28 sty 2015

Będę "fermentować" na Nut Ferment

     Wraz z narodzinami dziecka, kobieta staje się o 100% bardziej wydajna (nie tylko wydojna ;)).

     Jest 12:13, a ja już mam chatę ogarniętą, pranie rozwieszone, a z piekarnika właśnie wyciągnęłam improwizowane, autorskie ciasteczka jagnalo-owsiane z suszonymi daktylami i figami. Mąż mój wspaniały, naprawił mi ładowarkę do kompa wstawiając jednej z jej części implant w postaci nowego wejścia do kompuera i wreszcie znowu mogę pisać. Mały śpi, a koleżanki, na które czekam, właśnie w drodze zaatakowały "suszarnię", więc przed nami cudowne, babskie popołudnie polewane sosem sojowym i zagryzane wasabi :)

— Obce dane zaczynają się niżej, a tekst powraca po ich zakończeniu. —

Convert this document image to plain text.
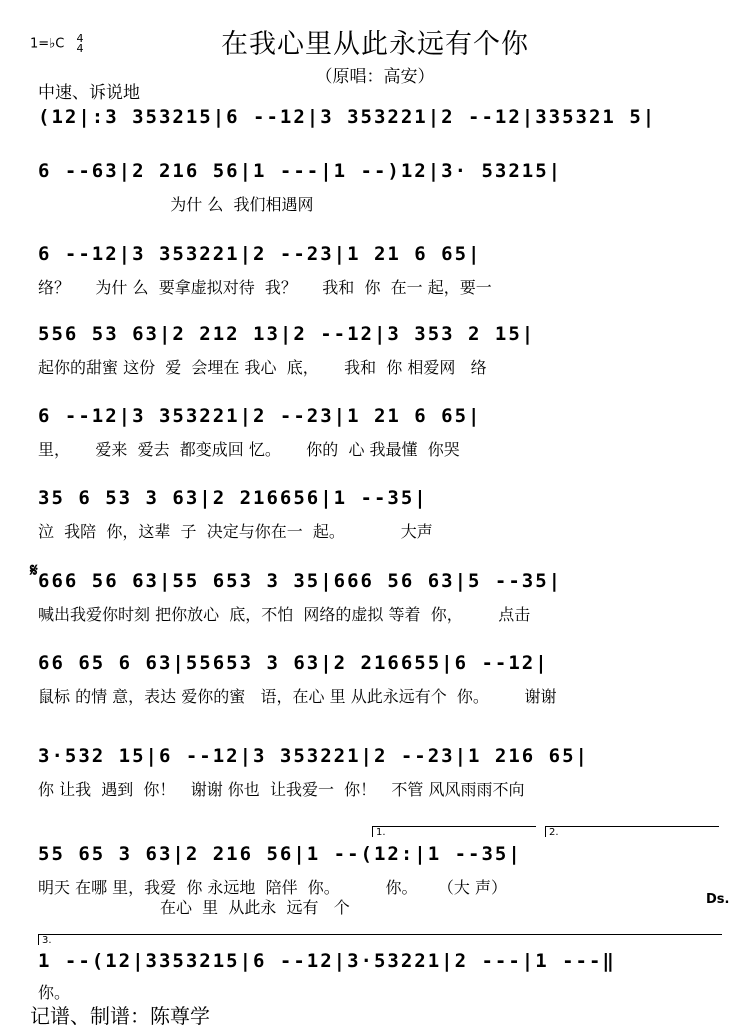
1=♭C 4
4	在我心里从此永远有个你
（原唱：高安）
中速、诉说地
(12|:3 353215|6 --12|3 353221|2 --12|335321 5|
6 --63|2 216 56|1 ---|1 --)12|3· 53215|
为什 么  我们相遇网
6 --12|3 353221|2 --23|1 21 6 65|
络？     为什 么  要拿虚拟对待  我？     我和  你  在一 起，要一
556 53 63|2 212 13|2 --12|3 353 2 15|
起你的甜蜜 这份  爱  会埋在 我心  底，     我和  你 相爱网   络
6 --12|3 353221|2 --23|1 21 6 65|
里，     爱来  爱去  都变成回 忆。     你的  心 我最懂  你哭
35 6 53 3 63|2 216656|1 --35|
泣  我陪  你，这辈  子  决定与你在一  起。           大声
𝄋 666 56 63|55 653 3 35|666 56 63|5 --35|
喊出我爱你时刻 把你放心  底，不怕  网络的虚拟 等着  你，       点击
66 65 6 63|55653 3 63|2 216655|6 --12|
鼠标 的情 意，表达 爱你的蜜   语，在心 里 从此永远有个  你。       谢谢
3·532 15|6 --12|3 353221|2 --23|1 216 65|
你 让我  遇到  你！   谢谢 你也  让我爱一  你！   不管 风风雨雨不向
1.	2.
55 65 3 63|2 216 56|1 --(12:|1 --35|
明天 在哪 里，我爱  你 永远地  陪伴  你。         你。    （大 声）
在心  里  从此永  远有   个	Ds.
3.
1 --(12|3353215|6 --12|3·53221|2 ---|1 ---‖
你。
记谱、制谱：陈尊学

      Jest 17:23. Właśnie zamknęłam drzwi za dziewczętami moimi cudownymi, a mój chłopczyk i Molka ucinają sobie popołudniową drzemkę. Mam czas, żeby zastanowić się, który cover Frushtucka zaśpiewam 15.02 na kocercie z cyklu "Nut Fenrment" na małej scenie Teatru Muzycznego Capitol we Wrocławiu. Bo w każdym z 12 koncertów z tego cyklu, chodzi o to, aby na jednej scenie spotkali się przeróżni artyści i poza swoimi dwoma kawałkami, by wykonali jeden z utworów innego zespołu czy wykonawcy, który ma wystąpić akurat w tym samym konncercie. Razem ze mną zaproszeni do wspólnego "fermentowania" zostały zespoły Frushtuck i Blade Loki. Będziecie mogli niebawem zobaczyć i posłuchać co nam się uda z moim zespołem zmajstrować, bo każdy z koncertów jest przepięknie nagrany i zrealizowany i trafia do sieci. Z pewnością pochwalę się i podlinkuję tu ten nasz występ :) Już się nie mogę doczekać. W lutym w ogóle sporo się dzieje muzycznych rzeczy we Wrocławiu, a Natalia Lubrano i ja, możemy sobie chyba śmiało w tym miesiącu przyznać jakieś statuetki, bo jeśli chodzi o ilość występów charytatywnych, to nie ma mocniejszych zawodników niż my dwie ;) No ale całe nasze zespoły na to pracują, więc wiekie DZIĘKUJĘ w ich kierunku muszę posłać... No i koniec spania... I nici ze słuchania i "zastanawiania".... auć.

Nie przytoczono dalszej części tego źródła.